Officials in Montreal and the Eastern Townships are urging people to check on their neighbours and loved ones, especially those without access to air conditioning, as the heat wave gripping the regions peaks and is being blamed for 18 deaths.
The toll of heat-related deaths in the province rose by eight in total between Tuesday and Wednesday. Twelve have been confirmed in the Montreal area, five in the Eastern Townships and one in Laval.
The wave started last Friday and is the worst to hit Quebec in decades.
Mayor asks for public's help
Montreal Mayor Valérie Plante said at a news conference that, "we're doing everything we can." She pointed to the city's response, which includes opening swimming pools and air-conditioned areas to the public, distributing water to those in need and having first responders checking in on vulnerable citizens.
Plante said 15,000 people were visited by firefighters and police yesterday to make sure they could cope with the heat.
She also called on the public for help responding to the heatwave.
"I'm counting on Montrealers to knock on doors, maybe of a neighbour, just to find out if the person is OK. It's a team effort," Plante said.
Check on the elderly
"Think about your neighbours; think about your family members, grandpa, grandma; think about your kids, your friends," said Mélissa Généreux, the director of public health in the Eastern Townships.

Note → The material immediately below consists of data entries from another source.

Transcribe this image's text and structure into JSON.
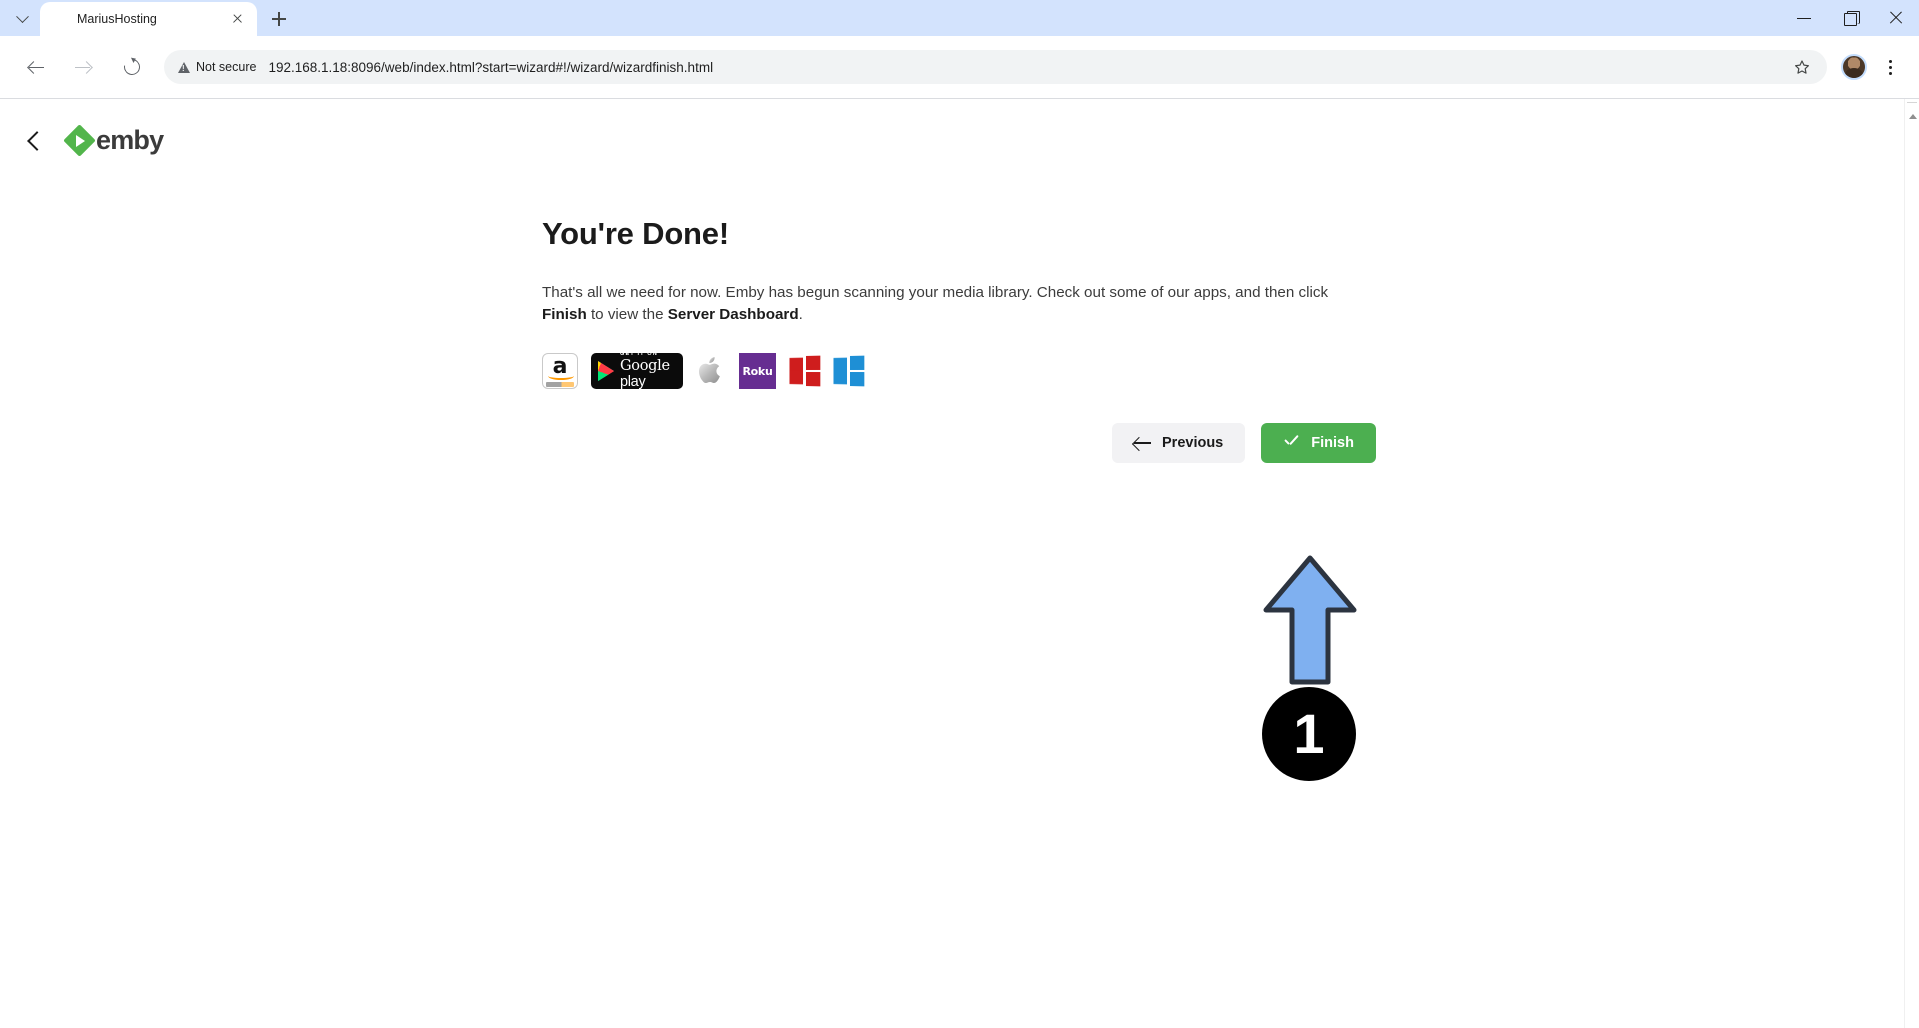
{
  "browser": {
    "tab": {
      "title": "MariusHosting",
      "favicon": "emby-diamond-icon",
      "close_icon": "close-icon"
    },
    "new_tab_icon": "plus-icon",
    "tab_search_icon": "chevron-down-icon",
    "nav": {
      "back_icon": "arrow-left-icon",
      "forward_icon": "arrow-right-icon",
      "reload_icon": "reload-icon"
    },
    "omnibox": {
      "security_label": "Not secure",
      "security_icon": "warning-triangle-icon",
      "url": "192.168.1.18:8096/web/index.html?start=wizard#!/wizard/wizardfinish.html",
      "bookmark_icon": "star-icon"
    },
    "profile_icon": "avatar-icon",
    "menu_icon": "kebab-menu-icon",
    "window_controls": {
      "minimize": "minimize-icon",
      "maximize": "restore-icon",
      "close": "close-icon"
    }
  },
  "page": {
    "header": {
      "back_icon": "chevron-left-icon",
      "logo_mark": "emby-diamond-icon",
      "wordmark": "emby"
    },
    "wizard": {
      "title": "You're Done!",
      "paragraph": {
        "part1": "That's all we need for now. Emby has begun scanning your media library. Check out some of our apps, and then click ",
        "bold1": "Finish",
        "part2": " to view the ",
        "bold2": "Server Dashboard",
        "part3": "."
      },
      "app_badges": [
        {
          "name": "amazon-appstore-badge",
          "label": "a",
          "sublabel": "amazon appstore"
        },
        {
          "name": "google-play-badge",
          "get_it_on": "GET IT ON",
          "brand": "Google",
          "brand2": " play"
        },
        {
          "name": "apple-app-store-badge",
          "label": "apple-logo-icon"
        },
        {
          "name": "roku-badge",
          "label": "Roku"
        },
        {
          "name": "windows-red-badge",
          "label": "windows-logo-icon"
        },
        {
          "name": "windows-blue-badge",
          "label": "windows-logo-icon"
        }
      ],
      "buttons": {
        "previous": "Previous",
        "previous_icon": "arrow-left-icon",
        "finish": "Finish",
        "finish_icon": "check-icon"
      }
    },
    "annotation": {
      "step_number": "1",
      "arrow_icon": "arrow-up-icon",
      "arrow_fill": "#7fb0f0",
      "arrow_stroke": "#2c3440",
      "badge_fill": "#000000"
    },
    "scrollbar_up_icon": "scroll-up-arrow-icon"
  },
  "colors": {
    "tabstrip_bg": "#d3e3fd",
    "emby_green": "#52b54b",
    "finish_green": "#4caf50",
    "previous_gray": "#f2f2f4",
    "roku_purple": "#662d91",
    "windows_red": "#cf1d1d",
    "windows_blue": "#1e8fd5",
    "amazon_orange": "#ff9900"
  }
}
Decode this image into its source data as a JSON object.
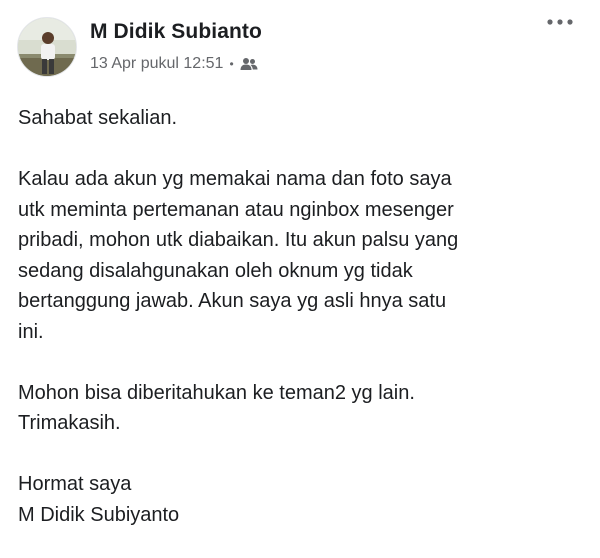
{
  "post": {
    "author": "M Didik Subianto",
    "timestamp": "13 Apr pukul 12:51",
    "separator": "•",
    "audience_icon": "friends-icon",
    "more_icon": "more-options-icon",
    "paragraphs": [
      "Sahabat sekalian.",
      "Kalau ada akun yg memakai nama dan foto saya\nutk meminta pertemanan atau nginbox mesenger\npribadi, mohon utk diabaikan. Itu akun palsu yang\nsedang disalahgunakan oleh oknum yg tidak\nbertanggung jawab. Akun saya yg asli hnya satu\nini.",
      "Mohon bisa diberitahukan ke teman2 yg lain.\nTrimakasih.",
      "Hormat saya\nM Didik Subiyanto"
    ]
  },
  "colors": {
    "text": "#1c1e21",
    "secondary_text": "#65676b",
    "background": "#ffffff"
  }
}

"Why not give them a call, a visit, take them out of the house … a bit of cool air could do some good and save lives."
Généreux and David Kaiser, of Montreal's public health department, have said those who died in both regions didn't have air conditioning in their homes and had health issues.
Environment Canada issued a heat warning for the Montreal region Wednesday. (Radio-Canada)
Speaking on CBC's The Current, Kaiser said temperatures recorded by paramedics in these cases reached the high 30s inside the victims' apartments.
"What we know about why heat kills people is that people with underlying medical problems are more vulnerable to accumulating heat," Kaiser said.
"So, after a couple days of being hot and living in a place with no air conditioning, the heat just overwhelms the body's capacity to adapt."
Kaiser said city workers are knocking on doors to identify people in similar situations and get them medical help, or to a cooling shelter.
The hot and humid air mass over southern Quebec will persist through Thursday, but lift by Friday, when a cooler 24 C is expected to settle in, according to Environment Canada.
"Humidex values will reach near 40," states Environment Canada's heat warning for the Greater Montreal area. "However, conditions will grow even more uncomfortable on Thursday with humidex values reaching 43."
Today, temperatures are expected to reach a high of 34 C with a very high UV index. Thursday should be more of the same.
Urgences-Santé flooded with calls
Urgences-Santé said it had received more than 1,200 calls a day since the heat began, representing a 30 per cent increase to its busiest days.
The ambulance service urges people to first seek help from friends and family or to call 811 first for tips on how to handle minor health issues where life is not at risk.
Urgences-Santé is asking people to avoid calling 911 for heat-related illnesses and instead seek help from friends, family or 811 as mild symptoms can be easily remedied without medical intervention. (Radio-Canada)
The paramedic service's president, Nicola D'Ulisse, said Urgences-Santé has reached the "limit of the capabilities of our services and we now need the collaboration of our citizens to provide quality service to all.
The city has taken a number of measures, including extending pool hours to help people cope with the heat.
Généreux said health workers have not been spared, with several suffering from heat exhaustion.
Symptoms to watch out for include dizziness, fainting and confusion, she said.
Many of those who've called 811 in the Eastern Townships have been related to cases involving children, Généreux said. She invited older people to use the service, stressing their vulnerability to the heat.